The trauma of 2008-09 forgotten, investors are once again acting like bank stocks can do no wrong.
A reader of retirement age with a good pension told me recently he has 95 per cent of his investments in stocks, much of that in Canadian banks providing him with a yield of about 5 per cent.
His question: “These banks have never suspended dividends that I know of, so why would I invest in bonds that might pay 2 per cent?”
If there’s a case for using bank stocks for income and not holding bonds, it’s this investor.
With a solid pension, he can afford to take risks in his stock portfolio in the pursuit of higher yields than he’d get in bonds. But let’s remember why investors hold bonds in the first place. It’s less to generate income than it is to stabilize portfolios when all hell breaks loose.
If you want to see what all hell breaking loose looks like, use the stock charts on Globeinvestor.com. Suggestion: Get yourself a 20-year view of Bank of Montreal (BMO) or Canadian Imperial Bank of Commerce (CM) shares and zero in on the huge dip between spring 2007 and winter 2009. Be honest with yourself – would you be fine to hold your bank stocks through carnage like that? If you really believe the answer is yes, then you’re a candidate to hold bank stocks instead of bonds.

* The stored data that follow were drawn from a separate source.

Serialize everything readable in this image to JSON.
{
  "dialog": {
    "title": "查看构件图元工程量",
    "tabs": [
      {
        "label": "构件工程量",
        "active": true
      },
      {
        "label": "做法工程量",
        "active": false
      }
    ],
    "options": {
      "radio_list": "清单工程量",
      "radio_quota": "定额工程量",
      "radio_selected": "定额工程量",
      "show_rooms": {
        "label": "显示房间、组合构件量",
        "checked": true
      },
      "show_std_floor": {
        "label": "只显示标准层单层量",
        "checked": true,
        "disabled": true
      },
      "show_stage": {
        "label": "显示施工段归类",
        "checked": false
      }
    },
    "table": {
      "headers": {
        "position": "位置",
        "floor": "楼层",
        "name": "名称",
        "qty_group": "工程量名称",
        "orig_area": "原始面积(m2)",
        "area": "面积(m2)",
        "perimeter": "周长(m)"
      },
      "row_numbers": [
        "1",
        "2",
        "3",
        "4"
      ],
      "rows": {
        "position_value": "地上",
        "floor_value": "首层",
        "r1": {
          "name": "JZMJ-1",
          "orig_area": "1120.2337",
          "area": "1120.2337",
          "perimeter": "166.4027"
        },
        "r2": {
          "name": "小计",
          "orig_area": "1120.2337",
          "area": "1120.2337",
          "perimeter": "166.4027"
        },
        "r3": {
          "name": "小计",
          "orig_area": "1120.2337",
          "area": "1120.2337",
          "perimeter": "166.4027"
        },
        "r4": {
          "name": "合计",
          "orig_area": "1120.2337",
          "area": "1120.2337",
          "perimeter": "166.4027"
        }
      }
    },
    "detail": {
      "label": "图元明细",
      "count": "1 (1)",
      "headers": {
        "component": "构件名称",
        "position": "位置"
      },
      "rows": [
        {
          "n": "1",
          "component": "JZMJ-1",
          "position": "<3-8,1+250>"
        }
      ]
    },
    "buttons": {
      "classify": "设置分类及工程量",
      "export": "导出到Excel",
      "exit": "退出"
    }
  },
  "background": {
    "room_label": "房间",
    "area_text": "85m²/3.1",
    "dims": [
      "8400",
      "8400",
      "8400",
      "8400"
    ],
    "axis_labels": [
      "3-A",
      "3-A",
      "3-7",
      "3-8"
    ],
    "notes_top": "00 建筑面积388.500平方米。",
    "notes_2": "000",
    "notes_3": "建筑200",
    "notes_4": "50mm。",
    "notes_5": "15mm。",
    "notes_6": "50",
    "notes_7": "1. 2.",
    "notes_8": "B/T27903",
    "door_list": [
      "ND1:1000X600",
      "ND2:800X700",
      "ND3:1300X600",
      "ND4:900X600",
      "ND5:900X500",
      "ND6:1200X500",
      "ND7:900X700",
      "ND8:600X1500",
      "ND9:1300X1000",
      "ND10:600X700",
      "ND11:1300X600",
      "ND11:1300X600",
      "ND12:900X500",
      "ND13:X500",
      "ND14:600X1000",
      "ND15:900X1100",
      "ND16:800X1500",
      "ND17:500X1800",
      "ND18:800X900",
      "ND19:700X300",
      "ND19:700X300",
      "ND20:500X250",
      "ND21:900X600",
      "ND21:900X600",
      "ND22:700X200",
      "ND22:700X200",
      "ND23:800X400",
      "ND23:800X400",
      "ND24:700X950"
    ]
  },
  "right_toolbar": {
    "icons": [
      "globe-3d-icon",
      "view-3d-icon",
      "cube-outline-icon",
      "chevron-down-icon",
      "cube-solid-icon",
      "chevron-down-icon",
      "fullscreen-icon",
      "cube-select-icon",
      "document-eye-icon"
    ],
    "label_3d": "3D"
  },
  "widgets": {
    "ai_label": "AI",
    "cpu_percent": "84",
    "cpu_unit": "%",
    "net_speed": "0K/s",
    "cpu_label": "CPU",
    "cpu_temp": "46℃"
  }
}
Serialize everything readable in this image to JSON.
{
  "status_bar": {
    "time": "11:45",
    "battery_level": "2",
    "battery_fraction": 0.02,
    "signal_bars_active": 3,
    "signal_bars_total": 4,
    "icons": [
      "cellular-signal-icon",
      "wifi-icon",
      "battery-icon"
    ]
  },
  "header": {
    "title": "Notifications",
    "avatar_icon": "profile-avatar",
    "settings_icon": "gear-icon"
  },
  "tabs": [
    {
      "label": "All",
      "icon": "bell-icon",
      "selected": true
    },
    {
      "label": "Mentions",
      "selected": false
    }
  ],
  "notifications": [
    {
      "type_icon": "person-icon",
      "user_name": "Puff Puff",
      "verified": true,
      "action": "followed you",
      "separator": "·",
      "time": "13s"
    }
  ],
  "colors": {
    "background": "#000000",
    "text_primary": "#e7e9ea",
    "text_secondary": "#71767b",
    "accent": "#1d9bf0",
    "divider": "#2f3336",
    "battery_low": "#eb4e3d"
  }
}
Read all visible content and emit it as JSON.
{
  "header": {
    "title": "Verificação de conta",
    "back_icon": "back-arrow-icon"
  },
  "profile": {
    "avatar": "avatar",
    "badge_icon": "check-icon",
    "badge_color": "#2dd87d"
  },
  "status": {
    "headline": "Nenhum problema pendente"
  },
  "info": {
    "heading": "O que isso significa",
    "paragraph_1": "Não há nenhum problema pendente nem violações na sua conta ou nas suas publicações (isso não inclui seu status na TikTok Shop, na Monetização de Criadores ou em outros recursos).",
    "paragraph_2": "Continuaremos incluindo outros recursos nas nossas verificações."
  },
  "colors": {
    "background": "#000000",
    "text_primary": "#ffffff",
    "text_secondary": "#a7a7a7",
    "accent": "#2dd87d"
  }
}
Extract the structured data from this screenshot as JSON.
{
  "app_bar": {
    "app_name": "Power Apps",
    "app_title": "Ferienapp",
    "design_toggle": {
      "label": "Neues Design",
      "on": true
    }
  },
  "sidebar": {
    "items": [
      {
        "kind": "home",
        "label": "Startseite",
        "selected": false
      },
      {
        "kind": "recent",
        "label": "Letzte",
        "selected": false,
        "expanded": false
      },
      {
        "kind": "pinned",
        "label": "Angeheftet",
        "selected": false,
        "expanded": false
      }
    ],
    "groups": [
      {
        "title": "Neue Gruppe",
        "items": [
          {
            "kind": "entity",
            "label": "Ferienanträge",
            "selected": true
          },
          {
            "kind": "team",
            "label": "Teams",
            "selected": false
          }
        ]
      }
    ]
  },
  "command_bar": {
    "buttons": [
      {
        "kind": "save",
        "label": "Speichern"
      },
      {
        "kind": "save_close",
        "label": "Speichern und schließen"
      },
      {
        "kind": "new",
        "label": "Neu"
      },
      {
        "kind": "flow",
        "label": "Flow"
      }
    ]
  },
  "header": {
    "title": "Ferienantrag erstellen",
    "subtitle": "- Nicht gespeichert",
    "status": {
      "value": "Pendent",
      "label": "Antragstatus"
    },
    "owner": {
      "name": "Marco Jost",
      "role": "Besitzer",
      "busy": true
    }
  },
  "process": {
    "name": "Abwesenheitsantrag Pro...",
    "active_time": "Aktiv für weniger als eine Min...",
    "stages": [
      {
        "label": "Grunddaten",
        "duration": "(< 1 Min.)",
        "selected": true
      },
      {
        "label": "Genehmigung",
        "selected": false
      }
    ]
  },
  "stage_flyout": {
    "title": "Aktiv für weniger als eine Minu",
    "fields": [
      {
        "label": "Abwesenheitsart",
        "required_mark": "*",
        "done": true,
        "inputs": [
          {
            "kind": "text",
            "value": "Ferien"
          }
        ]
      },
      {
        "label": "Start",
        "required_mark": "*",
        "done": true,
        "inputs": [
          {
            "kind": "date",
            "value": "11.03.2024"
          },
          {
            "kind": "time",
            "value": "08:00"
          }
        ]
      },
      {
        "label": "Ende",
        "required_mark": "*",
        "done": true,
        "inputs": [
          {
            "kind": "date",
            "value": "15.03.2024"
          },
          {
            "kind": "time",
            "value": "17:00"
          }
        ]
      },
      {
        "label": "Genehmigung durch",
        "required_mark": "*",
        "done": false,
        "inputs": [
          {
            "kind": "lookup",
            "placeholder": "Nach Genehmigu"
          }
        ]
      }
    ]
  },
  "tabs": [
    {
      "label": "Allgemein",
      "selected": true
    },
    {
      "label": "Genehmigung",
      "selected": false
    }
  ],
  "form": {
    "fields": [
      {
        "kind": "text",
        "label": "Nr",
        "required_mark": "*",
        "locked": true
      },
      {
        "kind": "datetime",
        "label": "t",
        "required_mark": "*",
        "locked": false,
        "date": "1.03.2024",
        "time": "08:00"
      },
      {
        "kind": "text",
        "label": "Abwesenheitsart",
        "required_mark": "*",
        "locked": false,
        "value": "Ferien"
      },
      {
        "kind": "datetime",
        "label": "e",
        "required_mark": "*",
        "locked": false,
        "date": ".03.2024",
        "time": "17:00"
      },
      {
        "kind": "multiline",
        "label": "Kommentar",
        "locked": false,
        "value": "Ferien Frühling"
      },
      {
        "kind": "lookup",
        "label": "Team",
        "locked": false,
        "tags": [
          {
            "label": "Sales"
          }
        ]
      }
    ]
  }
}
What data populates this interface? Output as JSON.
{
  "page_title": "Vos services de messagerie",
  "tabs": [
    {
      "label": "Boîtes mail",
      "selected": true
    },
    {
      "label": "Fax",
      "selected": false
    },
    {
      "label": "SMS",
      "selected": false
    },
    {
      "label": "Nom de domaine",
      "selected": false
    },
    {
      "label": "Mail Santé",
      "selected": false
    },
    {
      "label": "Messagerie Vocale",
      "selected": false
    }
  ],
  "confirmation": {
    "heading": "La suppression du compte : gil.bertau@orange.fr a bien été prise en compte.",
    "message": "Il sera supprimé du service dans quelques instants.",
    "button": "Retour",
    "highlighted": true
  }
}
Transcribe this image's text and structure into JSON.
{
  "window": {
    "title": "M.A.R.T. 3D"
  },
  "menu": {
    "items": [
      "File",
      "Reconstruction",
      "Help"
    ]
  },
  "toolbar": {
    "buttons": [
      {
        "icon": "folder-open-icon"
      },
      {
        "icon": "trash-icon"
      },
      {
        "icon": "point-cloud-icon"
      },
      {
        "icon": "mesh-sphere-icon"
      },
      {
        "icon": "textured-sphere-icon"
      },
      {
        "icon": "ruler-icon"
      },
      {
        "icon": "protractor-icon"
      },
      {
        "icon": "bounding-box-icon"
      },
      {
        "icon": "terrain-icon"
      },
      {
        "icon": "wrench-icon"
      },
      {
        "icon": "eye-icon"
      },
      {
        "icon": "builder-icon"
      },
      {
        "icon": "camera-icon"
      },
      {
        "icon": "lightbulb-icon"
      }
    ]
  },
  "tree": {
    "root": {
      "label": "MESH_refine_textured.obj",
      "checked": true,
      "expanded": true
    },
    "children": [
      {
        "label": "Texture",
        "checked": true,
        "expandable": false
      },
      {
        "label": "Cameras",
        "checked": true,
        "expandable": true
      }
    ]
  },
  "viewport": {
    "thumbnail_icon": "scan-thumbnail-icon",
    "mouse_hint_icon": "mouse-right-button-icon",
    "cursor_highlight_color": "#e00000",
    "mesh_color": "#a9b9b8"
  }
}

Bonds – government bonds in particular – were a portfolio life preserver in the financial crisis. The FTSE TMX Canadian Bond Index gained 6.4 per cent in 2008. With bonds in your portfolio, you would have been less stressed at the height of the crisis and less likely to disrupt a soundly built portfolio for emotion-driven reasons. With bank stocks instead of bonds, you would have watched your portfolio crumble in the near term.
Canadian banks maintained their dividends during and after the crisis and their shares have soared since then. So let’s not bother arguing whether banks stocks are a great holding because they are. The real question is whether you have the guts to stick with them when all hell breaks loose. If you think maybe not, hold some bonds.